With the release of Hybrid Theory, their stunning debut, in 2000, and its successor Meteora in 2003, Linkin Park had already established themselves as one of the most successful and important bands of the 21st Century; Hybrid Theory gained diamond certification in the US, and Meteora went six times platinum. By 2004, everyone knew the Linkin Park “sound”: it was heavy, raw and angry, but radio-friendly at the same time, a feat that only Linkin Park could accomplish.
Yet Linkin Park, since their very first release, had been an ambitious band. This had already been evidenced through the release of Reanimation in 2002 – essentially a remix of Hybrid Theory – which demonstrated that Linkin Park did not want to be a straightforward rock band, who were only masters of one style of music. They wanted to be something more. Successfully blurring the boundaries between rap and rock, between heavy and mainstream, then, was not enough for the California sextet. So, to solidify their status as a band that transcended genres and categorisation, the band approached Jay-Z, proposing a collaboration. The high-profile rapper accepted, and in 2004, Collision Course was born.
Although the pairing of Linkin Park, a hugely successful rock band, and Jay-Z, an equally successful rapper, might have seemed like an ideal match, Collision Course received mixed reviews. Some critics praised the album, hailing it as innovative, and a seamless blend of different styles that complimented each other. But others dismissed it as merely a musical brainstorm, an experiment that should have remained within the bounds of the studio.
Certainly, at times, the mash-ups don’t quite work. The energy and rawness of ‘Papercut’ is lost in ‘Big Pimpin’/Papercut’; the collaboration doesn’t particularly add anything to either original track. Whilst the mash-up of ‘Izzo’ and ‘In The End’ is somewhat impressive, as both tracks are so different, one being in a major and one in a minor key respectively, it isn’t entirely successful.
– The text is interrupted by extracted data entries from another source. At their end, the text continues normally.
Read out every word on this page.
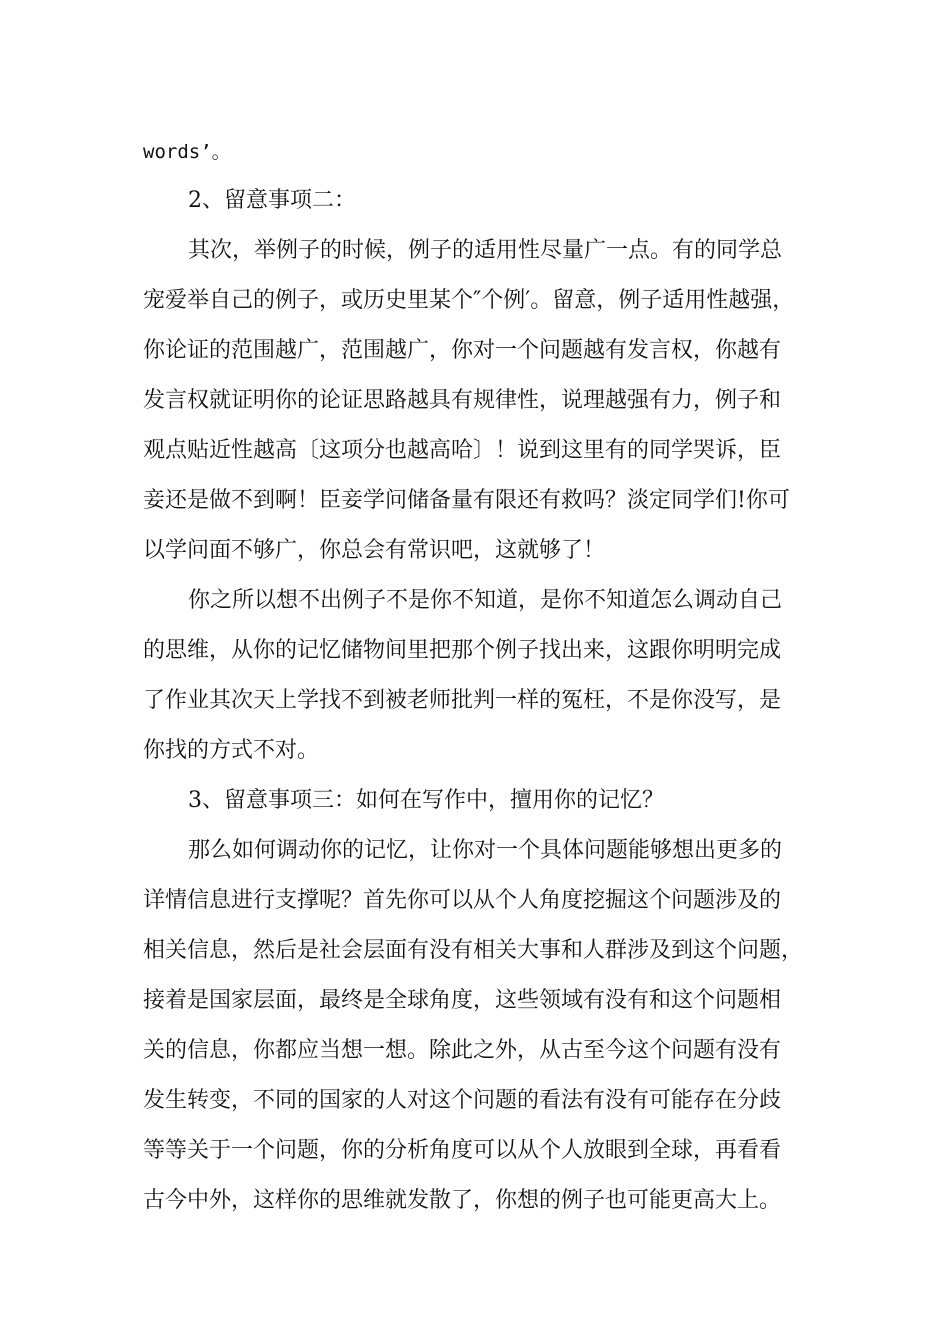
words’。
2、留意事项二：
其次，举例子的时候，例子的适用性尽量广一点。有的同学总
宠爱举自己的例子，或历史里某个″个例′。留意，例子适用性越强，
你论证的范围越广，范围越广，你对一个问题越有发言权，你越有
发言权就证明你的论证思路越具有规律性，说理越强有力，例子和
观点贴近性越高〔这项分也越高哈〕！说到这里有的同学哭诉，臣
妾还是做不到啊！臣妾学问储备量有限还有救吗？淡定同学们!你可
以学问面不够广，你总会有常识吧，这就够了！
你之所以想不出例子不是你不知道，是你不知道怎么调动自己
的思维，从你的记忆储物间里把那个例子找出来，这跟你明明完成
了作业其次天上学找不到被老师批判一样的冤枉，不是你没写，是
你找的方式不对。
3、留意事项三：如何在写作中，擅用你的记忆？
那么如何调动你的记忆，让你对一个具体问题能够想出更多的
详情信息进行支撑呢？首先你可以从个人角度挖掘这个问题涉及的
相关信息，然后是社会层面有没有相关大事和人群涉及到这个问题，
接着是国家层面，最终是全球角度，这些领域有没有和这个问题相
关的信息，你都应当想一想。除此之外，从古至今这个问题有没有
发生转变，不同的国家的人对这个问题的看法有没有可能存在分歧
等等关于一个问题，你的分析角度可以从个人放眼到全球，再看看
古今中外，这样你的思维就发散了，你想的例子也可能更高大上。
Chester Bennington’s vocals are reduced to a mere afterthought, sounding weak and somewhat lost on a track where they don’t really fit.
However, there are moments of pure brilliance on Collision Course, and it’s these moments that have made the album so memorable. ‘Dirt Off Your Shoulder’ and ‘Lying From You’ fit together seamlessly; Mike Shinoda’s rapping flows perfectly over Jay-Z’s track, and Jay-Z adds a new, refreshing element to Linkin Park’s track rather than detracting anything from the original. ‘Points Of Authority/99 Problems/One Step Closer’ is equally successful; the driving beat of ‘Points of Authority’, and the aggressive riff of ‘One Step Closer’ compliment Jay-Z’s cutting verses on ’99 Problems’ perfectly.
It is ‘Numb/Encore’, however, that is the highlight of the album – an effortless collaboration that combines both tracks so fluidly it’s almost impossible to tell where ‘Numb’ ends and ‘Encore’ begins. Undoubtedly the most well-known track from Collision Course, it was released as a single, and received a Grammy Award in 2006 for Best Rap/Sung Collaboration.
After the release of Collision Course, Jay-Z continued to be as successful as ever, being named as the president of Def Jam Records later in 2004, and going on to release Unfinished Business with R. Kelly the following year. Yet Linkin Park turned in a different direction: their next studio release, 2007’s Minutes to Midnight, saw the band move away from the defining nu-metal sound they had created, and instead venture into the alternative rock genre.
Collision Course, however, continues to be one of both Jay-Z and Linkin Park’s most well-known works, having sold more than 5 million copies worldwide. Although the album divided critics’ opinions, it remains an essential listen of the early 2000s, not necessarily for its total success, but for its innovation, for its moments of sheer excellence that have made it a shining exemplar of musical collaboration.
Collision Course was released on 30th November 2004 on Warner Bros./Machine Shop/Roc-A-Fella/Def-Jam.